Nathan: Is that because you're old and slow?

Thursday, 3 October 2013

Dealing With Aggressiveness At School

I received a note from Nathan's teacher that he's been hitting other students at recess and throwing sand at them.  This is completely unacceptable behavior but it leaves me with a quandary.

He's not generally aggressive at home.  We have incidents but they're infrequent, making it hard to build up a pattern of success in changing his behavior.

So how can I help teach him it's not okay to be aggressive at school when I don't see the behavior at home?  The usual tool is a social story, which I will certainly do.  But, to be entirely honest, I've never seen a social story have an impact on my children's behavior.  It's modeling, redirection and practice.  Those are our effective tools.

Maybe I just need to come up with some roleplaying examples, like a child taking a toy or someone yelling.  And then practice more socially acceptable techniques for dealing with it.  But if I've missed on guessing the trigger, this won't be very helpful.

I wish I had a good answer.  Maybe I can get the school to collect data to help me. 

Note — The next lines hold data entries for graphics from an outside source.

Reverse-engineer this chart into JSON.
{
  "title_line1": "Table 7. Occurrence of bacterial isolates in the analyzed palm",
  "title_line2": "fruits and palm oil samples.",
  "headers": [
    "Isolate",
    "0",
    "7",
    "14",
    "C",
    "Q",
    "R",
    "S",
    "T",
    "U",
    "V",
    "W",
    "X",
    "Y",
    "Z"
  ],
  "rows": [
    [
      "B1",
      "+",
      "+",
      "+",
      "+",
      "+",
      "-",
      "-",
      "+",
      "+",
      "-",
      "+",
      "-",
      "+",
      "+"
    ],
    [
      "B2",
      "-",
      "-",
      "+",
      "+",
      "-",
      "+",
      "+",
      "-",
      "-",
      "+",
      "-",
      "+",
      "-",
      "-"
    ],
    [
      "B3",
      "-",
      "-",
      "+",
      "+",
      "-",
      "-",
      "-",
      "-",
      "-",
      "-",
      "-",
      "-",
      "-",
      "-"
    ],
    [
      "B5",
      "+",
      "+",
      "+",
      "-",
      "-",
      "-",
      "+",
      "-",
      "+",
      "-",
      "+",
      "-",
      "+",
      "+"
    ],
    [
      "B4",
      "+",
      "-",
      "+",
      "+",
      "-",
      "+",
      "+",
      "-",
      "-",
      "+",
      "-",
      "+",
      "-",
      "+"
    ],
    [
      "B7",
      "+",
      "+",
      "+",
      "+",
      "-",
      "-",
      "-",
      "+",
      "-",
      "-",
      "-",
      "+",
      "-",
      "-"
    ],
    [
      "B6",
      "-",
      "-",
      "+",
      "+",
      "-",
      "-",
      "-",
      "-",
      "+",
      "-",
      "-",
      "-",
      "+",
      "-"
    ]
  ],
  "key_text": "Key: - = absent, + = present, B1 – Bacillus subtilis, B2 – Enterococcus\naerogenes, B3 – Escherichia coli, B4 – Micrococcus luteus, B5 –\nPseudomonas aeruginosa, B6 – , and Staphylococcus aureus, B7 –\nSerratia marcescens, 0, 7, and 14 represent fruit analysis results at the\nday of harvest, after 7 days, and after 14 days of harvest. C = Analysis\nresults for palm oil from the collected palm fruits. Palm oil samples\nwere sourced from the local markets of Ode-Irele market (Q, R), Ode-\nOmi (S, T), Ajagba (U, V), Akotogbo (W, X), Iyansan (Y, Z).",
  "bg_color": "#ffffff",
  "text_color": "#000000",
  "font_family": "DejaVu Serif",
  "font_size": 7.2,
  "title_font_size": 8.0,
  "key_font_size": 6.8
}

Either way, I have to figure out a way to teach him or else he's going to find himself labeled as a troublemaker.

Wednesday, 2 October 2013

New Book Day!

This post will only cement my nerdlike leanings because today I am excited about my latest delivery from Chapters.

I love books.  I love new books full of new stories which I haven't read before.  Full of surprises and potential.  Books are my absolute drug of choice and one I don't ever intend to go into rehab for.

To get around Chapters's minimum order amount for free shipping, we have a list of books we're interested in beside the computer.  When the list gets long enough, I put in an order.  (It's easier now that the limit is $ 25 as opposed to the $ 75 it used to be.) 

I haven't put in an order all summer so this order ended up being more mammoth-like than usual.  It was big enough that the Canada Post guy delivered it to my door. 

At least a dozen new stories waiting to be devoured.  I can't wait!

Tuesday, 1 October 2013

Emotional Age

We spent part of the last weekend at the park, enjoying watching the boys play on the equipment.  Eventually Alex got bored and wanted to zoom around the concrete path on his scooter.

As we sat watching him, it occurred to me that we couldn't have done this two years ago.  Alex would have taken off and ignored any shout to stop and return.  But now he actually listens.

Two years ago, his emotional age was closer to a two or three year old.  No matter how much trouble they know they're going to get, temptation is just too much.  That's why we don't expect toddlers to avoid sticking their fingers in sockets or grabbing sharp objects.  The goal of parenting is prevention rather than education.  (And trust me, prevention is much harder when your "two" year old is over four feet tall and has the hand-eye coordination of a Cirque acrobat.)

But now Alex is closer to being a four or five year old emotionally.  Old enough to start actually learning lessons and enjoying very limited autonomy.  I used to get a lot of suggestions that I was being too controlling with Alex, that any child his age would want to make his own decisions.  This is true and Alex certainly would have liked to go his own way.  But he wasn't emotionally ready to have that kind of freedom.  It would have been like giving a toddler control over his food and then complaining that he only eats ice cream.

As long as Alex continues to progress, there's hope that we may eventually reach a point of independence.  He may not reach it before his thirties, but that's still better than being completely dependent on your parents until the day they die.

There's still a long road to go and I tell myself not to dwell on it too much.  In the words of the immortal Yoda,I must be mindful of the future but not at the expense of the present.

I'm still hanging onto this little gleam of hope though.  Guess I'm not as incurable a cynic as I thought.